Ever hear of featherbedding? This is worse--

"With a backlog of almost 1 million unprocessed benefit claims at the Department of Veterans Affairs, it is shocking that over 250 of the Department's employees are on "official time," doing no work for veterans. It sounds unbelievable to most of us who have to show up at work to do a job, but "official time" is time that federal workers spend working for their unions, and not working for taxpayers." (source infra)

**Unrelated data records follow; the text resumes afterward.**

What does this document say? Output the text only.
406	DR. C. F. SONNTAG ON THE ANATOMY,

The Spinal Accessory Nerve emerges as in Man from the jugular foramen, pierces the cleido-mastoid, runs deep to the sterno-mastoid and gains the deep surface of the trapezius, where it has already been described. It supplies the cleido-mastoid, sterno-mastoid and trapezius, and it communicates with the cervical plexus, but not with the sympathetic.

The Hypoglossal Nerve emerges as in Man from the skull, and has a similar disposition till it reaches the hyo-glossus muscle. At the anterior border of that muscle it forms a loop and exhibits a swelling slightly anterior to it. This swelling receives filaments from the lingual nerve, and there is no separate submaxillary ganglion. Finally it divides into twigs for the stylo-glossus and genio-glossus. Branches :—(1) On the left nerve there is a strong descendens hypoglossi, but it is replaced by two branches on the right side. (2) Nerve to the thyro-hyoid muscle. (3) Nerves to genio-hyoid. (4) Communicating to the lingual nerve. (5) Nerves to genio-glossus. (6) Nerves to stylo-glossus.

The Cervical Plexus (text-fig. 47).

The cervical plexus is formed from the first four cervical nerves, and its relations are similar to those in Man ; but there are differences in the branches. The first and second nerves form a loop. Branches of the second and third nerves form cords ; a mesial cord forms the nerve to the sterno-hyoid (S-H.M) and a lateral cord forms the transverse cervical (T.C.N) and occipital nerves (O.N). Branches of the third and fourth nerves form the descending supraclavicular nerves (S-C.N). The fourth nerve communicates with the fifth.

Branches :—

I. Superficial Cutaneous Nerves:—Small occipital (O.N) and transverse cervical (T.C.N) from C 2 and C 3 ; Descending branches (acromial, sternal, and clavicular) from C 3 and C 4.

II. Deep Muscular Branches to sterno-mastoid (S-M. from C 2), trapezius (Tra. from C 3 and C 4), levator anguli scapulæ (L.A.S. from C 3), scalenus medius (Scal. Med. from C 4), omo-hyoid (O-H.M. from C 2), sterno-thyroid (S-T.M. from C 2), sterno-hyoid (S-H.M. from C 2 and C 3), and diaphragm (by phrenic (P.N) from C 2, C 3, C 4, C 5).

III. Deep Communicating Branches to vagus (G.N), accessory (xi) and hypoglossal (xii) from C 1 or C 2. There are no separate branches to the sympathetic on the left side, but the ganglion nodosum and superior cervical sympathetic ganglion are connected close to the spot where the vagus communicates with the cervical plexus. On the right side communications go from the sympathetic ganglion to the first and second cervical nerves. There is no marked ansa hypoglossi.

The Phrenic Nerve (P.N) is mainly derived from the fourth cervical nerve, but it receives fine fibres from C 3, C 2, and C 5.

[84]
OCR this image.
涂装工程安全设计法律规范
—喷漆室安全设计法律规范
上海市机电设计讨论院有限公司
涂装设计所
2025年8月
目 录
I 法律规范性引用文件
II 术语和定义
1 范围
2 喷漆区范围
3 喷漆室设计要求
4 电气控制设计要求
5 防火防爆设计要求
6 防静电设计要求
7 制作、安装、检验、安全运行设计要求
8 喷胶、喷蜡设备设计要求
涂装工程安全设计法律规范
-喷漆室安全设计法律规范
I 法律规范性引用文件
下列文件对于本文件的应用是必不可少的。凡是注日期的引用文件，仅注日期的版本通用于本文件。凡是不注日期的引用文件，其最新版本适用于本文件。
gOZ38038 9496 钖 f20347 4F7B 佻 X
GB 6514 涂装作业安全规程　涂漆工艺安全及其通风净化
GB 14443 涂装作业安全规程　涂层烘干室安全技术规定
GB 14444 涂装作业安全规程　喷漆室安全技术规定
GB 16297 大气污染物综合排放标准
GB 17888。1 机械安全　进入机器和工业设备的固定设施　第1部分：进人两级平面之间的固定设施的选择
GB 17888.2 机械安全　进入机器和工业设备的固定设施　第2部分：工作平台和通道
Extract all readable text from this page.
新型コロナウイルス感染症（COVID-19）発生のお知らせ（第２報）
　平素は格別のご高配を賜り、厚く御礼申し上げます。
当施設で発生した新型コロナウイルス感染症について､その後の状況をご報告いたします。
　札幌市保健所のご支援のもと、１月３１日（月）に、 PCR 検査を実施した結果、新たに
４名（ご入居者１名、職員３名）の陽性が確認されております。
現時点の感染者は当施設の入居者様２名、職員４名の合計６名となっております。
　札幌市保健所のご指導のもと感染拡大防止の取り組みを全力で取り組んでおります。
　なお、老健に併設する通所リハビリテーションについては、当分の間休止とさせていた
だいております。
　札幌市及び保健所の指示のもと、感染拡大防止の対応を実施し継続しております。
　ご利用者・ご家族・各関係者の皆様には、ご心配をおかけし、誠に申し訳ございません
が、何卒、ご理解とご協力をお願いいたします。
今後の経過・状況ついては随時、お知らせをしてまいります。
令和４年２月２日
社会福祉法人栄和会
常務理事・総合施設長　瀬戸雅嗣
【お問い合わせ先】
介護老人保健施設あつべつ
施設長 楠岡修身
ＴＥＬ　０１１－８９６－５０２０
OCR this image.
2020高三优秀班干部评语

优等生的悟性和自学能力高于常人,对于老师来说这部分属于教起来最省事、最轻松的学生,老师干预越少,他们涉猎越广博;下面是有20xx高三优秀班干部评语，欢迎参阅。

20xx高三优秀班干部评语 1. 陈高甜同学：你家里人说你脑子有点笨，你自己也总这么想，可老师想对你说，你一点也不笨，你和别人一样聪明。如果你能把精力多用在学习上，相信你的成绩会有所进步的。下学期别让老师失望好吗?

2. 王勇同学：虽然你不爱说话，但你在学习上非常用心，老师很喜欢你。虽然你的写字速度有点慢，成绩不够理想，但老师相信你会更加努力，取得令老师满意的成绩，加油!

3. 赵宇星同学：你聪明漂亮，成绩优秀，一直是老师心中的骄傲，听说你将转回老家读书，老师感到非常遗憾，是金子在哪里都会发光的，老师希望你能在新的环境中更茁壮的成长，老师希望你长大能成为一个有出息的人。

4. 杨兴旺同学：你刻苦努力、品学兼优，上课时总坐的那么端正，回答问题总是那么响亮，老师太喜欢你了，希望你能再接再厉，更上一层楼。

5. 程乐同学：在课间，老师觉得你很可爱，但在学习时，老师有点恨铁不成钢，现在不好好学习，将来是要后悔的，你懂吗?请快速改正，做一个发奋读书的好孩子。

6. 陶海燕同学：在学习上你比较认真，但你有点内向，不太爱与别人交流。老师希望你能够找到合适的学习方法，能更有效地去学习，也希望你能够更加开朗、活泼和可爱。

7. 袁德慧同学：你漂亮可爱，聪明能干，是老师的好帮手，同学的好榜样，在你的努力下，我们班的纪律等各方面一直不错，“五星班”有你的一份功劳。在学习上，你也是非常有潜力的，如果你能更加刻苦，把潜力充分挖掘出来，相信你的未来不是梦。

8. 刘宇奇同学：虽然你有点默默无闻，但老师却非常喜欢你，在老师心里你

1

RealClearMarkets - While the Rest of Us Toil, Government Workers Get 'Official Time": ". . . VA employees on "official time" represent unions such as the American Federation of Government Employees, the National Federation of Federal Employees, the National Association of Government Employees, National Nurses United, and the Service Employees International Union. . . . a nurse in San Francisco, made $131,849 representing the NFFE. . . . (a government worker) representing the SEIU, was paid $120,544 not to work as a pharmacist at the VA hospital in Jackson, Mississippi. Contributions from these unions flow back into politics, the vast majority to Democratic causes. . . ." (read more at link above)

Wednesday, July 3, 2013

California, Illinois Pension Crisis -- more bad news is coming

  • Moody’s new credit standards for public pensions would nearly double the unfunded liabilities for state and local pension plans in California to $328.6 billion from $128.3 billion.
  • California has the second lowest credit rating at Standard & Poor’s of all 50 states; Illinois now has the worst. Moody's new standards would drop the funded status of these plans to 64%, versus a previous estimate of 82%, the Center said.
  • “By standard accounting methods, some state pension funds will run out of assets within as little as five years”
  • New rules will lower expected rates of returns on their pension assets, instead of the often overstated returns they now use to paper over holes in their plans blown out by bad investments.
  • Meredith Whitney says California is papering over budget holes with gimmicks, like raising taxes retroactively, pushing state expenses onto local towns and cities that can’t afford them, and underfunding their pension funds. "It’s so much worse than the rosy picture that the headlines suggest,” the CEO of Meredith Whitney Advisory group says . . .

Monday, July 1, 2013

Higher Education Hogs at the Trough

Glenn Harlan Reynolds: What's Really 'Immoral' About Student Loans - "If we want to solve the very real problem of excessive student-loan debt, college costs need to be brought under control. A 2010 study by the Goldwater Institute identified "administrative bloat" as a leading reason for higher costs. The study found that many American universities now have more salaried administrators than teaching faculty."